While she had regarded me with what seemed to be a forced smile, she now gave me a broad one.
“I’m so glad you liked it. We worked really hard to be sure everyone had fun.”
“The only problem is that Scoobie made off with my Sherlock Holmes bubble pipe.”
“He actually brought it into Stenner Appraisals with a bottle of bubbles.
Didn’t he tell you?”
I could tell half her question was a hidden one.
She wanted to know if Scoobie and I were dating. “Luckily he doesn’t keep me posted on everything he does.”
“That does sound lucky,” Annie said as she sat down on the other side of Jennifer and began introducing attendees to one another.
I felt myself redden, annoyed that Annie was putting Scoobie down.
I supposed I had given her the ammunition for her comment.
“And this is Hardin Grooms, from City Council,” she was saying.
As she introduced each person she was giving them a stick-on name badge, already lettered. “I thought I’d make it easy for us to remember each others’ names this first time we meet.”

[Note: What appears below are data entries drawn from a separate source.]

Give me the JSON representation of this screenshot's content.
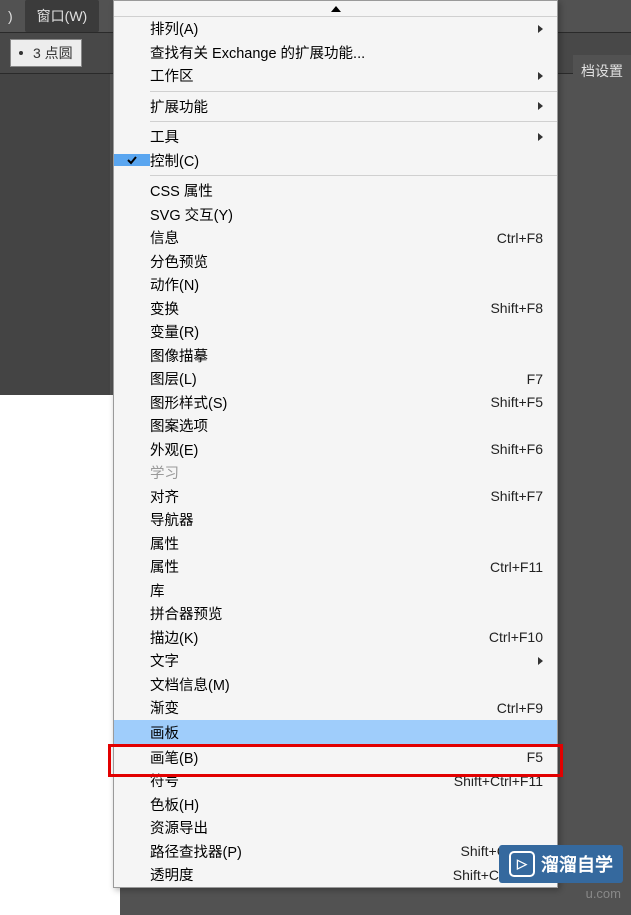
{
  "menubar": {
    "left_fragment": ")",
    "window_label": "窗口(W)"
  },
  "toolbar": {
    "point_circle": "3  点圆"
  },
  "doc_settings": "档设置",
  "menu": {
    "arrange": "排列(A)",
    "exchange": "查找有关 Exchange 的扩展功能...",
    "workspace": "工作区",
    "extensions": "扩展功能",
    "tools": "工具",
    "control": "控制(C)",
    "css_props": "CSS 属性",
    "svg_interact": "SVG 交互(Y)",
    "info": "信息",
    "info_sc": "Ctrl+F8",
    "sep_preview": "分色预览",
    "actions": "动作(N)",
    "transform": "变换",
    "transform_sc": "Shift+F8",
    "variables": "变量(R)",
    "image_trace": "图像描摹",
    "layers": "图层(L)",
    "layers_sc": "F7",
    "graphic_styles": "图形样式(S)",
    "graphic_styles_sc": "Shift+F5",
    "pattern_options": "图案选项",
    "appearance": "外观(E)",
    "appearance_sc": "Shift+F6",
    "learn": "学习",
    "align": "对齐",
    "align_sc": "Shift+F7",
    "navigator": "导航器",
    "attributes": "属性",
    "properties": "属性",
    "properties_sc": "Ctrl+F11",
    "library": "库",
    "flattener": "拼合器预览",
    "stroke": "描边(K)",
    "stroke_sc": "Ctrl+F10",
    "type": "文字",
    "doc_info": "文档信息(M)",
    "gradient": "渐变",
    "gradient_sc": "Ctrl+F9",
    "artboards": "画板",
    "brushes": "画笔(B)",
    "brushes_sc": "F5",
    "symbols": "符号",
    "symbols_sc": "Shift+Ctrl+F11",
    "swatches": "色板(H)",
    "asset_export": "资源导出",
    "pathfinder": "路径查找器(P)",
    "pathfinder_sc": "Shift+Ctrl+F9",
    "transparency": "透明度",
    "transparency_sc": "Shift+Ctrl+F10"
  },
  "watermark": {
    "text": "溜溜自学",
    "sub": "u.com"
  }
}
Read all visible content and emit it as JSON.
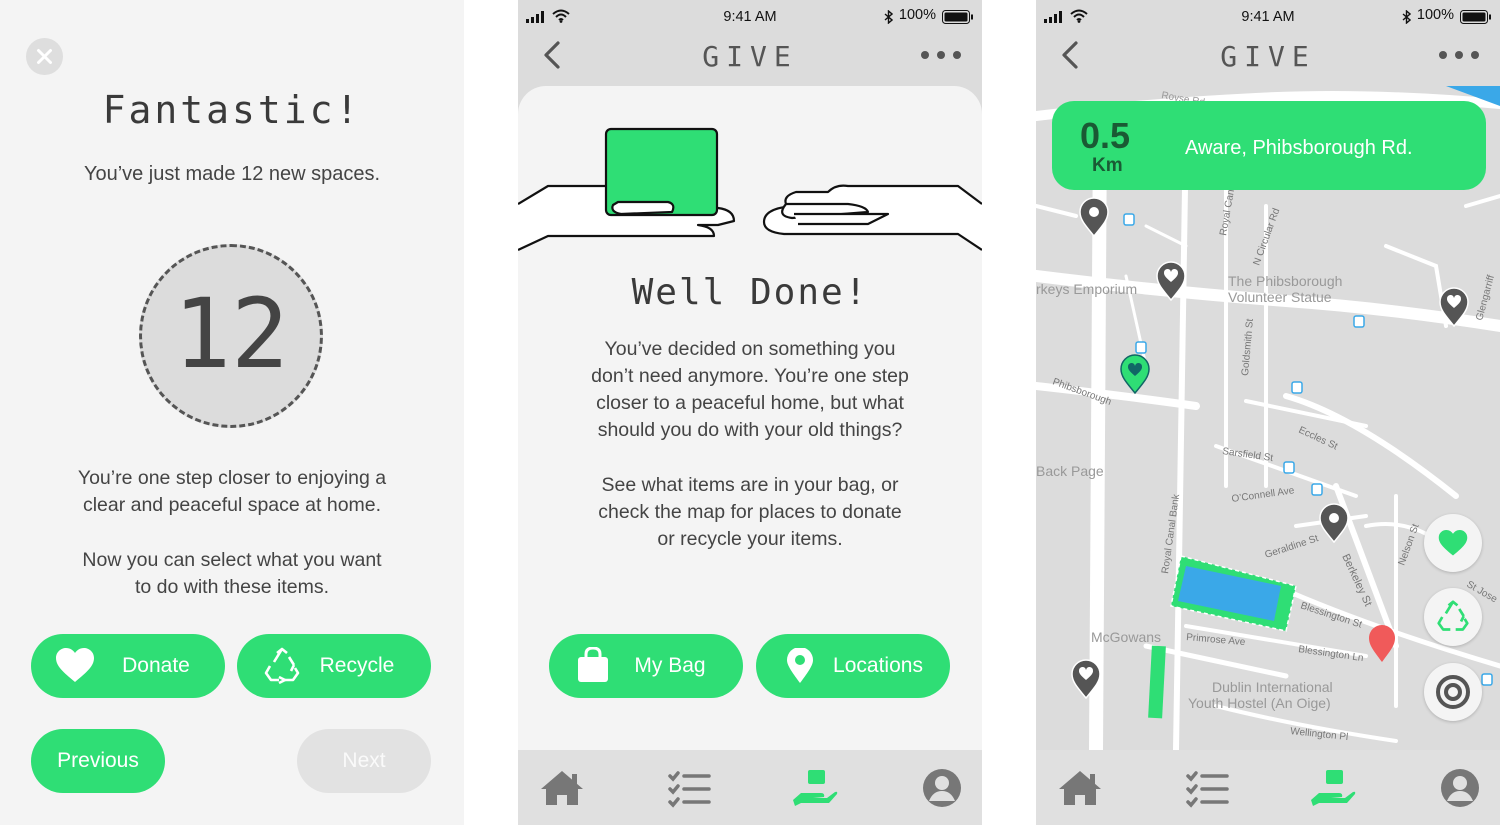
{
  "screen1": {
    "title": "Fantastic!",
    "subtitle": "You’ve just made 12 new spaces.",
    "count": "12",
    "para1_line1": "You’re one step closer to enjoying a",
    "para1_line2": "clear and peaceful space at home.",
    "para2_line1": "Now you can select what you want",
    "para2_line2": "to do with these items.",
    "donate_label": "Donate",
    "recycle_label": "Recycle",
    "previous_label": "Previous",
    "next_label": "Next"
  },
  "status": {
    "time": "9:41 AM",
    "battery": "100%"
  },
  "header": {
    "title": "GIVE"
  },
  "screen2": {
    "heading": "Well Done!",
    "p1": [
      "You’ve decided on something you",
      "don’t need anymore. You’re one step",
      "closer to a peaceful home, but what",
      "should you do with your old things?"
    ],
    "p2": [
      "See what items are in your bag, or",
      "check the map for places to donate",
      "or recycle your items."
    ],
    "mybag_label": "My Bag",
    "locations_label": "Locations"
  },
  "screen3": {
    "distance_value": "0.5",
    "distance_unit": "Km",
    "destination": "Aware, Phibsborough Rd.",
    "map_labels": {
      "royse": "Royse Rd",
      "royal_canal": "Royal Canal",
      "n_circular": "N Circular Rd",
      "emporium": "rkeys Emporium",
      "statue1": "The Phibsborough",
      "statue2": "Volunteer Statue",
      "glengarriff": "Glengarriff",
      "goldsmith": "Goldsmith St",
      "phibsborough": "Phibsborough",
      "eccles": "Eccles St",
      "sarsfield": "Sarsfield St",
      "backpage": "Back Page",
      "oconnell": "O’Connell Ave",
      "royal_canal_bank": "Royal Canal Bank",
      "geraldine": "Geraldine St",
      "nelson": "Nelson St",
      "berkeley": "Berkeley St",
      "stjos": "St Jose",
      "blessington": "Blessington St",
      "blessington_ln": "Blessington Ln",
      "mcgowans": "McGowans",
      "primrose": "Primrose Ave",
      "hostel1": "Dublin International",
      "hostel2": "Youth Hostel (An Oige)",
      "wellington": "Wellington Pl"
    }
  },
  "colors": {
    "accent": "#2fde75",
    "pin": "#555555",
    "destination": "#f05a5a",
    "water": "#3aa8e8"
  },
  "tabs": [
    "home-icon",
    "checklist-icon",
    "give-hand-icon",
    "profile-icon"
  ]
}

It was no wonder I didn’t know the other two men, they were attorneys from other towns in the county.
I had half forgotten that she was running for a countywide office. Jeff Markham looked to be about thirty-five and was exceptionally fit, while Sam Jefferson, the only African-American, could be fifty or thereabouts. His skin had almost no wrinkles, but the graying hair told more about his age than his face did.
While Annie talked I looked at the papers she had passed out that had her summary bio and a full resume.
She had done a lot since high school – finished undergrad in three years, law school, one year in private practice and three with the prosecuting attorney’s office. When she wasn’t working she was tutoring children with low reading skills and she had already been president of the Ocean Alley Rotary Club.
All this and she did her aunt’s laundry.